Programmbeschreibung: Wird journalistische Professionalität angesichts neuer, sich selbst organisierender Öffentlichkeiten überhaupt noch benötigt? Müssen Verlage, Medien-Organisationen und auch die Journalisten selbst neue Rollen einnehmen und sich für die Einbeziehung ihrer Rezipienten stärker und in anderen Formen öffnen? (Wie) verstehen sich Journalisten als mögliche Vermittler zwischen Politik und Bürgern? Können unabhängige Journalisten (z.B. Blogger) anders agieren und ganz bewusst Einfluss nehmen? Welche Rolle spielen in diesem Zusammenhang autonome Publikationsplattformen wie GuttenPlag oder Wikileaks? Ist es letztlich doch nicht nur ein begrenzter Personenkreis, der sich über solche offenen Plattformen artikuliert oder diese auch zur Kenntnis nimmt? Brauchen die Bürger mehr Medien- und Informationskompetenz, um über die Qualität und Bedeutung solcher offenen Angebote im Netz urteilen zu können?

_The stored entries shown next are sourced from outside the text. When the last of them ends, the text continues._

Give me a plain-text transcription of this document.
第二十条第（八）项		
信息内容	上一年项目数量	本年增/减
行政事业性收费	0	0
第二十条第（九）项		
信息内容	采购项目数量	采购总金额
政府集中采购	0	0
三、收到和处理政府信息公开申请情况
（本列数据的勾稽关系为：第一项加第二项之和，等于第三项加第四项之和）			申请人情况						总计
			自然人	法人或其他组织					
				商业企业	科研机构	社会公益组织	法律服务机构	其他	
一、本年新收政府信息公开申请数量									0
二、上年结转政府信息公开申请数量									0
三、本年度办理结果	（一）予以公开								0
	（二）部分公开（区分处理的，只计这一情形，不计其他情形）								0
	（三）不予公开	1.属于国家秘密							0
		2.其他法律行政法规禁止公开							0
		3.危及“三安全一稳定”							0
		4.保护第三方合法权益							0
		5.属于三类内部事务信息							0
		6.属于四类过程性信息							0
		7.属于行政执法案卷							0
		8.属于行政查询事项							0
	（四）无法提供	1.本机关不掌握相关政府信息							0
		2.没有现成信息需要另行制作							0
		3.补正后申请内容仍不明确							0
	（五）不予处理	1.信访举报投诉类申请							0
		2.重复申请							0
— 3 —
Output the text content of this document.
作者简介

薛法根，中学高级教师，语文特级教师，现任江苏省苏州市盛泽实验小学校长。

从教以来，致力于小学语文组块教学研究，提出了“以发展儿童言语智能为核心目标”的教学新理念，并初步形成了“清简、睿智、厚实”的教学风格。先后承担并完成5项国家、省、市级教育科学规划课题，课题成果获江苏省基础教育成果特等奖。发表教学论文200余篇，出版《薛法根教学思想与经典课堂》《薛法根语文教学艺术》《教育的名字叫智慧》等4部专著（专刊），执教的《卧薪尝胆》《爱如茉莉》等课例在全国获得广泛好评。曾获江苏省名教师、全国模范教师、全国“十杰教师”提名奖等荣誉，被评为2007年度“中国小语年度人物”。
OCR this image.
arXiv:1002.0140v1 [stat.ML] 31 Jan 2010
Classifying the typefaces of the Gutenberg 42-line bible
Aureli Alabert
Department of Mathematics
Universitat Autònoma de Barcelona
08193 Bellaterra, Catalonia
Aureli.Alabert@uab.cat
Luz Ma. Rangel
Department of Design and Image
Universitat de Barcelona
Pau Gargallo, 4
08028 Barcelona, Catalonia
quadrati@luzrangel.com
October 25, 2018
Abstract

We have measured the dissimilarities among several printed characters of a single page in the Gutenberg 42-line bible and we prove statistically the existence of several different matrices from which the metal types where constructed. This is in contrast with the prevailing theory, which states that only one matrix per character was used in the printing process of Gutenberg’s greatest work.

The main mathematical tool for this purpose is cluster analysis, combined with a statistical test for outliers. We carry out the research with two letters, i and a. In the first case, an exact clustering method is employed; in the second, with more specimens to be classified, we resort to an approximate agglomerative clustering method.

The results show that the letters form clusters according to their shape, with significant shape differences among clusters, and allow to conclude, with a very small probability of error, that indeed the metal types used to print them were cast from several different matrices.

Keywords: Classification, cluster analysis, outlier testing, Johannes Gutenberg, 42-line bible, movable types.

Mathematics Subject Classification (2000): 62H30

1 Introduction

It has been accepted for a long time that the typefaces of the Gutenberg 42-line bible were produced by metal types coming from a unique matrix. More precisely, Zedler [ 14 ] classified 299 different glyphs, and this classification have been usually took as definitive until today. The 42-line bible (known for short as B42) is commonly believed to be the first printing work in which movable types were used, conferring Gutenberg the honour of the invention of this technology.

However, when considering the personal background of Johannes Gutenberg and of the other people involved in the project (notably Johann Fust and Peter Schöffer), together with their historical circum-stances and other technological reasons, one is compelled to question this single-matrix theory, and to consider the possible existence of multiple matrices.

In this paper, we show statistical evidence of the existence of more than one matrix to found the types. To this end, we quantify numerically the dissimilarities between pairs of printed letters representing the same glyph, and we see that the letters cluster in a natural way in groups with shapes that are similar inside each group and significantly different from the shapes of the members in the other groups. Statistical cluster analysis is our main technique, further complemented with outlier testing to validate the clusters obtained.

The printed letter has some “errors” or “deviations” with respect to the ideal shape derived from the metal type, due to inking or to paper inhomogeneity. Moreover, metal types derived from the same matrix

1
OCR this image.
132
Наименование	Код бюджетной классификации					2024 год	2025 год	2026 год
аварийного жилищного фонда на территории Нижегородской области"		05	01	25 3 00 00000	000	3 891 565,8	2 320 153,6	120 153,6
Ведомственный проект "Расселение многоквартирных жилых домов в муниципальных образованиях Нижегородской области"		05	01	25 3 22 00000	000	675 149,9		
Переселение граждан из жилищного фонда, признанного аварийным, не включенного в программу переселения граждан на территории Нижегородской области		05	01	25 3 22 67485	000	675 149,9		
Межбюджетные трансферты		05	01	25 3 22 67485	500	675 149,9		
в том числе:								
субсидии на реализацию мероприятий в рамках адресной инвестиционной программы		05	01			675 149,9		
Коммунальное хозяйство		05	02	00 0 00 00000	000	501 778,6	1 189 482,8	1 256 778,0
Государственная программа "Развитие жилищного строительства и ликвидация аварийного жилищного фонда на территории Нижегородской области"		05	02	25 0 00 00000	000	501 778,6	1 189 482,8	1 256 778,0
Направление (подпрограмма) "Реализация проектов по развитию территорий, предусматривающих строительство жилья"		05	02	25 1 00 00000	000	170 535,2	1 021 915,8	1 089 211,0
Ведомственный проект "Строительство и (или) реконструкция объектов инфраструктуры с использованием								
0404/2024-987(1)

Projekt-Präsentation (Kurz Vortrag):

David Schraven (WAZ Rechercheteam / “Wir machen das, was aufwendiger ist und mehr als einen Tag dauert”) stellt das WAZ Rechercheblog vor. Es ist wichtig, dass alle Kontaktmöglichkeiten angeboten werden. Deswegen gibt es auch das Upload-Portal, was er als weitere Kontaktmöglichkeit und nicht als Konkurrenz zu Wikileaks sieht. „Informanten haben in der Regel das Bedürfnis etwas mitzuteilen und suchen jemanden der ihnen zuhört.“ Schrawen erlebt keinen Vertrauensverlust in die Medien – “das Image eines Journalisten war schon immer miserabel.”  Der Datenjournalismus ist auch noch in einer Entwicklungsphase mit neuen Herausforderungen. Datenjournalisten müssen Datenbanken programmieren können und die auch auswerten. Es sollte auch Leute im Team geben, die Flash und HTML 5  können. „Das habe ich bei uns im Haus nicht gefunden”, so Schrawen. Guter Datenjournalismus besteht momentan aus der normalen Geschichte, die Datenquelle und eine visuelle Aufbereitung. Beispiel der Washington Post: Explore A Source of Crime Guns.  Frage: Wer macht am Ende den Schotter mit den Waffen, die für Verbrechen gebraucht werden. Es gibt Geschichten und Multimediabeiträge. Sein Fazit: „Wir Journalisten müssen die Leute sein, die diese neuen Dinge entwickeln.“

Podiumsdiskussion:

Kai Biermann (Zeit.de) berichtet vom Guardien und der Kiste mit den Unterlagen von den Abrechnungen der Mitglieder des Abgeordnetenhauses. Der Guardian konnte keine 400 Steuerberater beschäftigen. Also haben 400.000 Leser mit ihren Blicken geholfen. Daraus sind dann die Geschichten entstanden. Die Frage nach dem Vertrauen der Informanten: Hier spielt auch der Aspekt der Kompetenz eine Rolle, wie sie sich zum Beispiel Markus Beckedahl mit Netzpolitik.org erarbeitet hat. Nicht umsonst seien ihm viele Unterlagen zugespielt worden. Aufgabe von Journalismus Diskussionen zu bündeln? Journalisten können Meinung zur Verfügung stellen, transparent machen, wie sie zu dieser Meinung kommen. Journalisten können es einem Politiker nicht abnehmen, wie er zu seinen Wählern redet. Journalismus kann aber Diskurs vorleben. Es gilt für Journalisten weiterhin, dass man vor dem Schreiben mit beiden Seiten geredet haben soll. Auch wenn es heute viele Seiten gibt. Auch heute ist es der Versuch sich viele Seiten anzuschauen, eine Meinung aufzubauen und diese Haltung dann zu erklären. Biermann lobt die Enquete-Kommission, da er schon alleine die Einrichtung gut findet. Die Papiere aus den Arbeitsgruppen seien zudem sehr fundiert. Aber: Die klassischen Parteientscheidungsstrukturen seien natürlich die andere Seite.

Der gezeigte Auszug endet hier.